What instruction should the nurse give to then patient taking propan0lol (Inderal) for hypertension?
- A. Have potassium level checked
- B. Do not stop medication abruptly
- C. Report any changes in appetite
- D. Resume usual daily activities
Correct Answer: B
Rationale: The correct answer is B: Do not stop medication abruptly. Abruptly stopping propranolol can lead to rebound hypertension and potentially life-threatening complications. The nurse should emphasize the importance of gradual tapering under medical supervision to avoid adverse effects.
A: Having potassium levels checked is not directly related to propranolol use for hypertension management.
C: Changes in appetite are not specific to propranolol use and may not be a significant concern compared to abrupt cessation of the medication.
D: Resuming usual daily activities is important but not as crucial as the correct instruction to avoid abrupt discontinuation of propranolol.
Which of the ff. subjective data questions would assist the nurse in assessing the patient’s eye health?
- A. “Have you had any recent upper respiratory infections?”
- B. “Have you ridden in a car recently?”
- C. “Have you been scuba diving lately?”
- D. “Have you seen halos around lights?”
Correct Answer: D
Rationale: The correct answer is D. Asking about seeing halos around lights is relevant to assessing the patient's eye health as it could indicate conditions like glaucoma or cataracts. Upper respiratory infections (A), riding in a car (B), and scuba diving (C) are not directly related to eye health assessment. By focusing on symptoms directly related to the eyes, the nurse can gather relevant information for a more accurate assessment.
A nurse is collecting data from a home care client. In addition to information about the client’s health status, what is another observation the nurse should make?

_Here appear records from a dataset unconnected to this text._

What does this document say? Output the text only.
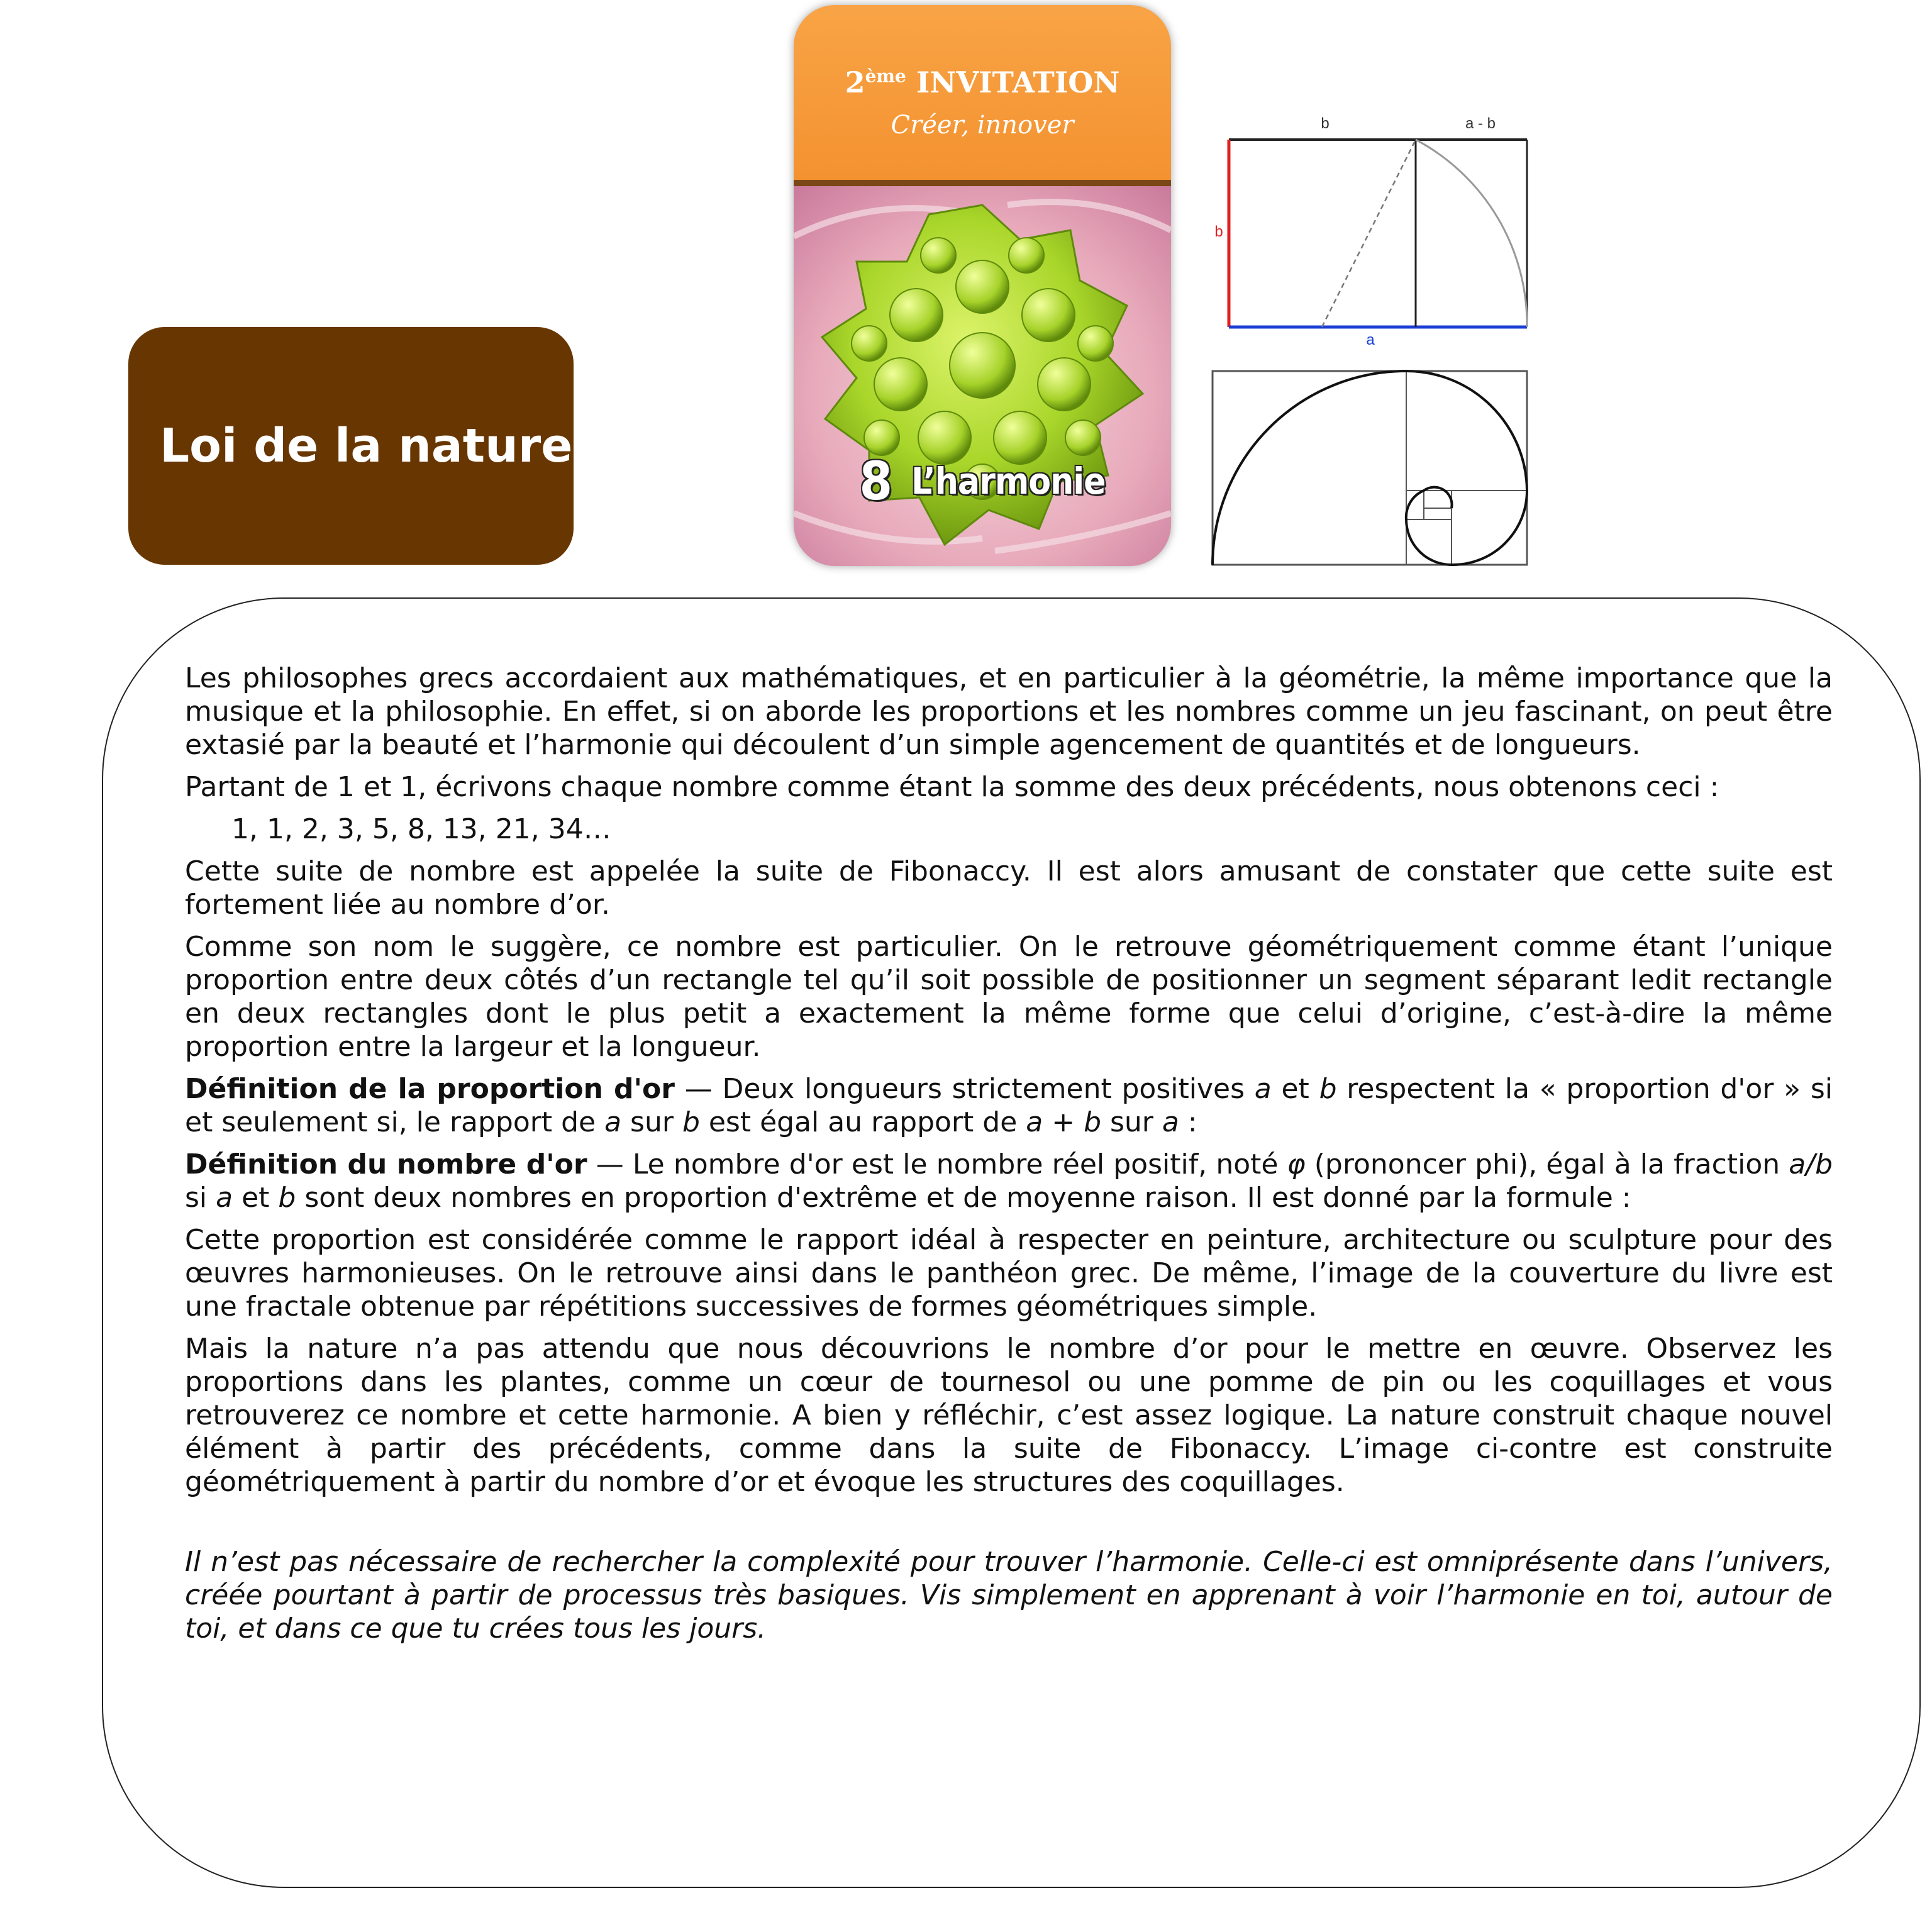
Loi de la nature
2ème INVITATION
Créer, innover
8 L’harmonie
b	a - b
b
a

Les philosophes grecs accordaient aux mathématiques, et en particulier à la géométrie, la même importance que la musique et la philosophie. En effet, si on aborde les proportions et les nombres comme un jeu fascinant, on peut être extasié par la beauté et l’harmonie qui découlent d’un simple agencement de quantités et de longueurs.

Partant de 1 et 1, écrivons chaque nombre comme étant la somme des deux précédents, nous obtenons ceci :

1, 1, 2, 3, 5, 8, 13, 21, 34…

Cette suite de nombre est appelée la suite de Fibonaccy. Il est alors amusant de constater que cette suite est fortement liée au nombre d’or.

Comme son nom le suggère, ce nombre est particulier. On le retrouve géométriquement comme étant l’unique proportion entre deux côtés d’un rectangle tel qu’il soit possible de positionner un segment séparant ledit rectangle en deux rectangles dont le plus petit a exactement la même forme que celui d’origine, c’est-à-dire la même proportion entre la largeur et la longueur.

Définition de la proportion d'or — Deux longueurs strictement positives a et b respectent la « proportion d'or » si et seulement si, le rapport de a sur b est égal au rapport de a + b sur a :

Définition du nombre d'or — Le nombre d'or est le nombre réel positif, noté φ (prononcer phi), égal à la fraction a/b si a et b sont deux nombres en proportion d'extrême et de moyenne raison. Il est donné par la formule :

Cette proportion est considérée comme le rapport idéal à respecter en peinture, architecture ou sculpture pour des œuvres harmonieuses. On le retrouve ainsi dans le panthéon grec. De même, l’image de la couverture du livre est une fractale obtenue par répétitions successives de formes géométriques simple.

Mais la nature n’a pas attendu que nous découvrions le nombre d’or pour le mettre en œuvre. Observez les proportions dans les plantes, comme un cœur de tournesol ou une pomme de pin ou les coquillages et vous retrouverez ce nombre et cette harmonie. A bien y réfléchir, c’est assez logique. La nature construit chaque nouvel élément à partir des précédents, comme dans la suite de Fibonaccy. L’image ci-contre est construite géométriquement à partir du nombre d’or et évoque les structures des coquillages.

Il n’est pas nécessaire de rechercher la complexité pour trouver l’harmonie. Celle-ci est omniprésente dans l’univers, créée pourtant à partir de processus très basiques. Vis simplement en apprenant à voir l’harmonie en toi, autour de toi, et dans ce que tu crées tous les jours.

- A. Number of rooms in the house
- B. Safety of the immediate environment
- C. Frequency of home visits to be made
- D. Friendliness of the client and family
Correct Answer: B
Rationale: The correct answer is B: Safety of the immediate environment. This is crucial for the client's well-being and can impact their health. The nurse should assess for hazards like loose rugs, clutter, or slippery floors. This ensures a safe living environment for the client. The other choices (A, C, D) are not directly related to the client's immediate safety or well-being. The number of rooms in the house (A) is not as important as ensuring the safety of the environment. The frequency of home visits (C) can be planned later based on the initial assessment. The friendliness of the client and family (D) is important for building rapport but does not address the immediate safety concerns of the client.